Two SMEs have worked with the University of Sheffield Advanced Manufacturing Research Centre (AMRC) on a stabiliser bar for trucks and trains that is 30% lighter than those currently on the market.
The AMRC Composite Centre worked with Sheffield-based Tinsley Bridge and Performance Engineered Solutions, in Rotherham, on the Lightweight Metal Composite Hybrid (LiMeCH) project which, with £400,000 in funding from Innovate UK, created a lighter alternative to the tubular steel bar currently used for suspension units.
“Lightweighting is top of the agenda for our customers,” said Russell Crow, director of engineering at Tinsley Bridge. “That is even more so when they are looking at alternative propulsion systems, such as electric drive trains and alternative fuels, because every gram they can save offsets the additional mass they have to carry for the batteries or hydrogen fuel tank.”

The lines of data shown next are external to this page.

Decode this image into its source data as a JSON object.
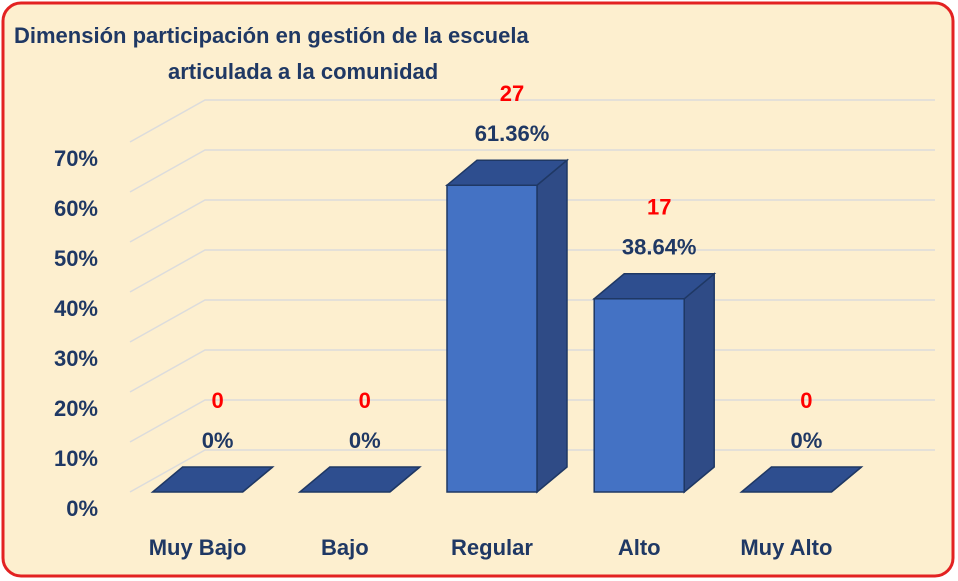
{
  "chart_data": {
    "type": "bar3d",
    "title": "Dimensión participación  en gestión de la escuela",
    "subtitle": "articulada a la comunidad",
    "categories": [
      "Muy Bajo",
      "Bajo",
      "Regular",
      "Alto",
      "Muy Alto"
    ],
    "values": [
      0,
      0,
      61.36,
      38.64,
      0
    ],
    "value_labels": [
      "0%",
      "0%",
      "61.36%",
      "38.64%",
      "0%"
    ],
    "counts": [
      0,
      0,
      27,
      17,
      0
    ],
    "color": "#4472c4",
    "ylim": [
      0,
      70
    ],
    "yticks": [
      {
        "value": 0,
        "label": "0%"
      },
      {
        "value": 10,
        "label": "10%"
      },
      {
        "value": 20,
        "label": "20%"
      },
      {
        "value": 30,
        "label": "30%"
      },
      {
        "value": 40,
        "label": "40%"
      },
      {
        "value": 50,
        "label": "50%"
      },
      {
        "value": 60,
        "label": "60%"
      },
      {
        "value": 70,
        "label": "70%"
      }
    ],
    "grid": true
  }
}
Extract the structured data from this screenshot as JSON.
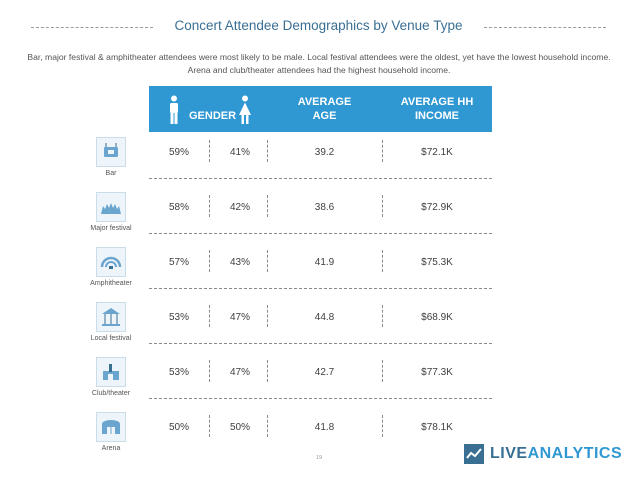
{
  "title": "Concert Attendee Demographics by Venue Type",
  "subtitle": "Bar, major festival & amphitheater attendees were most likely to be male. Local festival attendees were the oldest, yet have the lowest household income. Arena and club/theater attendees had the highest household income.",
  "header": {
    "gender": "GENDER",
    "age_line1": "AVERAGE",
    "age_line2": "AGE",
    "income_line1": "AVERAGE HH",
    "income_line2": "INCOME",
    "male_icon": "male-figure-icon",
    "female_icon": "female-figure-icon"
  },
  "colors": {
    "header_bg": "#2f98d3",
    "title": "#3a6f94",
    "logo_dark": "#3a6f94",
    "logo_light": "#2f98d3"
  },
  "rows": [
    {
      "venue": "Bar",
      "icon": "bar-sign-icon",
      "male": "59%",
      "female": "41%",
      "age": "39.2",
      "income": "$72.1K"
    },
    {
      "venue": "Major festival",
      "icon": "festival-crowd-icon",
      "male": "58%",
      "female": "42%",
      "age": "38.6",
      "income": "$72.9K"
    },
    {
      "venue": "Amphitheater",
      "icon": "amphitheater-icon",
      "male": "57%",
      "female": "43%",
      "age": "41.9",
      "income": "$75.3K"
    },
    {
      "venue": "Local festival",
      "icon": "carousel-icon",
      "male": "53%",
      "female": "47%",
      "age": "44.8",
      "income": "$68.9K"
    },
    {
      "venue": "Club/theater",
      "icon": "club-theater-icon",
      "male": "53%",
      "female": "47%",
      "age": "42.7",
      "income": "$77.3K"
    },
    {
      "venue": "Arena",
      "icon": "arena-icon",
      "male": "50%",
      "female": "50%",
      "age": "41.8",
      "income": "$78.1K"
    }
  ],
  "page_number": "19",
  "logo": {
    "part1": "LIVE",
    "part2": "ANALYTICS",
    "mark_icon": "liveanalytics-logo-icon"
  }
}
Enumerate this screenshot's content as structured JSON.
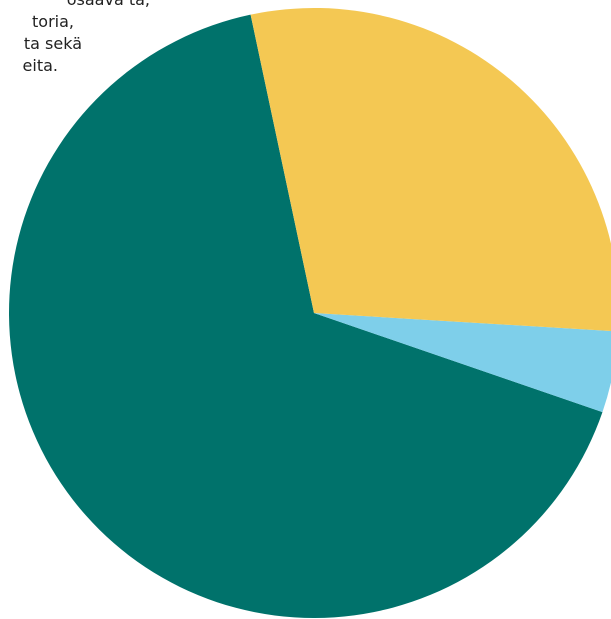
{
  "caption": {
    "lines": [
      "osaava ta,",
      "toria,",
      "ta sekä",
      "eita."
    ]
  },
  "colors": {
    "background": "#ffffff",
    "text": "#222222"
  },
  "chart_data": {
    "type": "pie",
    "title": "",
    "start_angle_deg": 102,
    "direction": "counterclockwise",
    "slices": [
      {
        "label": "",
        "value": 66.4,
        "color": "#00726B"
      },
      {
        "label": "",
        "value": 4.3,
        "color": "#7ECFEA"
      },
      {
        "label": "",
        "value": 29.3,
        "color": "#F4C853"
      }
    ]
  }
}
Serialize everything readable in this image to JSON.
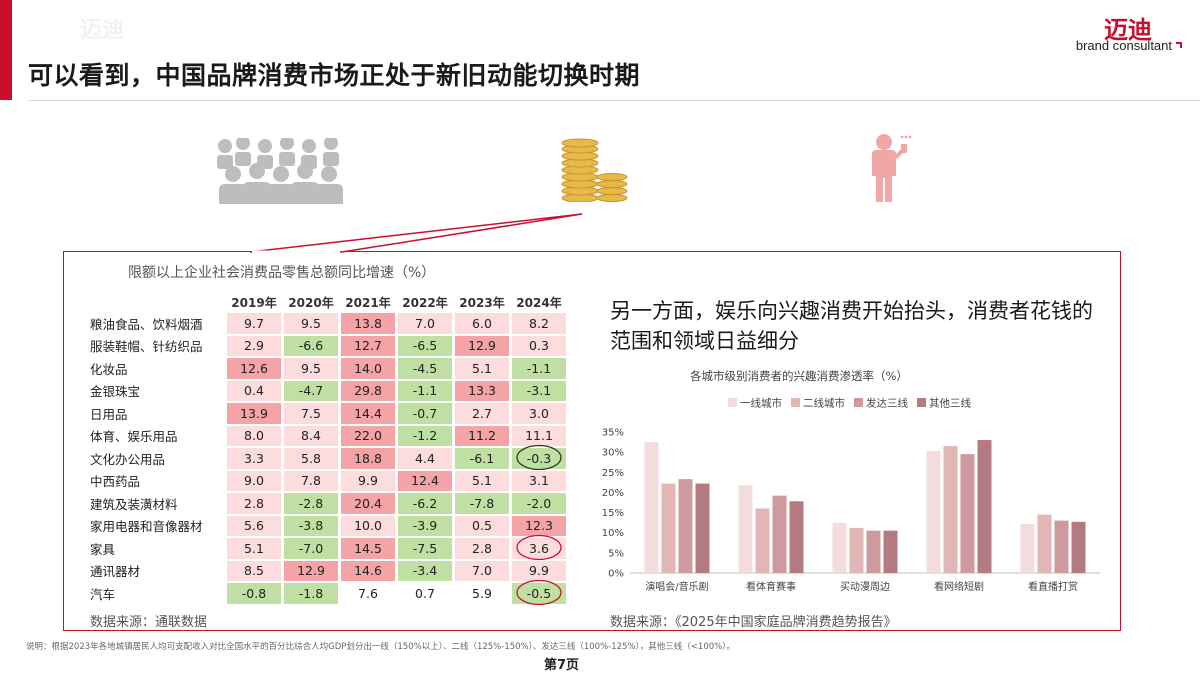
{
  "header": {
    "title": "可以看到，中国品牌消费市场正处于新旧动能切换时期",
    "logo_cn": "迈迪",
    "logo_en": "brand consultant"
  },
  "icons": [
    "people-group-icon",
    "coin-stack-icon",
    "person-phone-icon"
  ],
  "table": {
    "title": "限额以上企业社会消费品零售总额同比增速（%）",
    "years": [
      "2019年",
      "2020年",
      "2021年",
      "2022年",
      "2023年",
      "2024年"
    ],
    "rows": [
      {
        "category": "粮油食品、饮料烟酒",
        "values": [
          "9.7",
          "9.5",
          "13.8",
          "7.0",
          "6.0",
          "8.2"
        ]
      },
      {
        "category": "服装鞋帽、针纺织品",
        "values": [
          "2.9",
          "-6.6",
          "12.7",
          "-6.5",
          "12.9",
          "0.3"
        ]
      },
      {
        "category": "化妆品",
        "values": [
          "12.6",
          "9.5",
          "14.0",
          "-4.5",
          "5.1",
          "-1.1"
        ]
      },
      {
        "category": "金银珠宝",
        "values": [
          "0.4",
          "-4.7",
          "29.8",
          "-1.1",
          "13.3",
          "-3.1"
        ]
      },
      {
        "category": "日用品",
        "values": [
          "13.9",
          "7.5",
          "14.4",
          "-0.7",
          "2.7",
          "3.0"
        ]
      },
      {
        "category": "体育、娱乐用品",
        "values": [
          "8.0",
          "8.4",
          "22.0",
          "-1.2",
          "11.2",
          "11.1"
        ]
      },
      {
        "category": "文化办公用品",
        "values": [
          "3.3",
          "5.8",
          "18.8",
          "4.4",
          "-6.1",
          "-0.3"
        ]
      },
      {
        "category": "中西药品",
        "values": [
          "9.0",
          "7.8",
          "9.9",
          "12.4",
          "5.1",
          "3.1"
        ]
      },
      {
        "category": "建筑及装潢材料",
        "values": [
          "2.8",
          "-2.8",
          "20.4",
          "-6.2",
          "-7.8",
          "-2.0"
        ]
      },
      {
        "category": "家用电器和音像器材",
        "values": [
          "5.6",
          "-3.8",
          "10.0",
          "-3.9",
          "0.5",
          "12.3"
        ]
      },
      {
        "category": "家具",
        "values": [
          "5.1",
          "-7.0",
          "14.5",
          "-7.5",
          "2.8",
          "3.6"
        ]
      },
      {
        "category": "通讯器材",
        "values": [
          "8.5",
          "12.9",
          "14.6",
          "-3.4",
          "7.0",
          "9.9"
        ]
      },
      {
        "category": "汽车",
        "values": [
          "-0.8",
          "-1.8",
          "7.6",
          "0.7",
          "5.9",
          "-0.5"
        ]
      }
    ],
    "shades": [
      [
        "lr",
        "lr",
        "sr",
        "lr",
        "lr",
        "lr"
      ],
      [
        "lr",
        "g",
        "sr",
        "g",
        "sr",
        "lr"
      ],
      [
        "sr",
        "lr",
        "sr",
        "g",
        "lr",
        "g"
      ],
      [
        "lr",
        "g",
        "sr",
        "g",
        "sr",
        "g"
      ],
      [
        "sr",
        "lr",
        "sr",
        "g",
        "lr",
        "lr"
      ],
      [
        "lr",
        "lr",
        "sr",
        "g",
        "sr",
        "lr"
      ],
      [
        "lr",
        "lr",
        "sr",
        "lr",
        "g",
        "g"
      ],
      [
        "lr",
        "lr",
        "lr",
        "sr",
        "lr",
        "lr"
      ],
      [
        "lr",
        "g",
        "sr",
        "g",
        "g",
        "g"
      ],
      [
        "lr",
        "g",
        "lr",
        "g",
        "lr",
        "sr"
      ],
      [
        "lr",
        "g",
        "sr",
        "g",
        "lr",
        "lr"
      ],
      [
        "lr",
        "sr",
        "sr",
        "g",
        "lr",
        "lr"
      ],
      [
        "g",
        "g",
        "w",
        "w",
        "w",
        "g"
      ]
    ],
    "circled": [
      [
        5,
        5
      ],
      [
        9,
        5
      ],
      [
        11,
        5
      ]
    ],
    "source": "数据来源：通联数据"
  },
  "right": {
    "subhead": "另一方面，娱乐向兴趣消费开始抬头，消费者花钱的范围和领域日益细分",
    "source": "数据来源：《2025年中国家庭品牌消费趋势报告》"
  },
  "chart_data": {
    "type": "bar",
    "title": "各城市级别消费者的兴趣消费渗透率（%）",
    "categories": [
      "演唱会/音乐剧",
      "看体育赛事",
      "买动漫周边",
      "看网络短剧",
      "看直播打赏"
    ],
    "series": [
      {
        "name": "一线城市",
        "color": "#f3dcdc",
        "values": [
          32.5,
          21.8,
          12.5,
          30.3,
          12.2
        ]
      },
      {
        "name": "二线城市",
        "color": "#e3b6b6",
        "values": [
          22.2,
          16.0,
          11.2,
          31.5,
          14.5
        ]
      },
      {
        "name": "发达三线",
        "color": "#cf9a9e",
        "values": [
          23.3,
          19.2,
          10.5,
          29.5,
          13.0
        ]
      },
      {
        "name": "其他三线",
        "color": "#b37a80",
        "values": [
          22.2,
          17.8,
          10.5,
          33.0,
          12.7
        ]
      }
    ],
    "ylim": [
      0,
      35
    ],
    "yticks": [
      "0%",
      "5%",
      "10%",
      "15%",
      "20%",
      "25%",
      "30%",
      "35%"
    ],
    "grid": false,
    "legend": "top"
  },
  "footer": {
    "note": "说明：根据2023年各地城镇居民人均可支配收入对比全国水平的百分比综合人均GDP划分出一线（150%以上）、二线（125%-150%）、发达三线（100%-125%），其他三线（<100%）。",
    "page": "第7页"
  }
}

Carbon fibre composites are not yet widely used in the volume automotive sector for functional parts such as suspension systems where the industry standard is a steel tube welded to metallic end fittings. Replacing the steel with lighter materials can improve fuel efficiency, helping operators meet new emissions regulations, and composite materials are less affected by fatigue so their use can deliver increased reliability without compromising performance.
In the two-year LiMeCH project, the consortium aimed to create a suitable joint between a composite tube and a metallic end fitting that together form an anti-roll bar (ARB), a key part of a vehicle’s suspension unit.
Russell says as a minimum the joint needed to be capable of transmitting the same loads as the equivalent part manufactured from steel spring.
He said: “The key was finding a modular system. This project was not about making a very expensive composite part, but about how we could bond together metallics and composites to create high configurability from a low number of stock parts.”
Performance Engineered Solutions (PES) used its expertise in composites and lightweight materials to design the ARBs, employing Finite Element Analysis (FEA) to simulate the process prior to manufacture to determine whether the proposed designs could resist the loads an ARB is subjected to.
Stefan Dalberg, senior design engineer at Performance Engineered Solutions, said: “We needed to consider the ease of manufacture as well as the material selection, adhesive selection and how it would perform during non-destructive testing (NDT).”
The AMRC’s Composite Centre produced four anti-roll bar prototypes using its MF Tech filament winding system in which filaments of carbon, impregnated with resin, are wound onto a rotating mandrel to form a desired shape. PES penetratively inspected the inside of the bar using CT scanning technology, then used an in-house light scanning system to visually inspect the parts.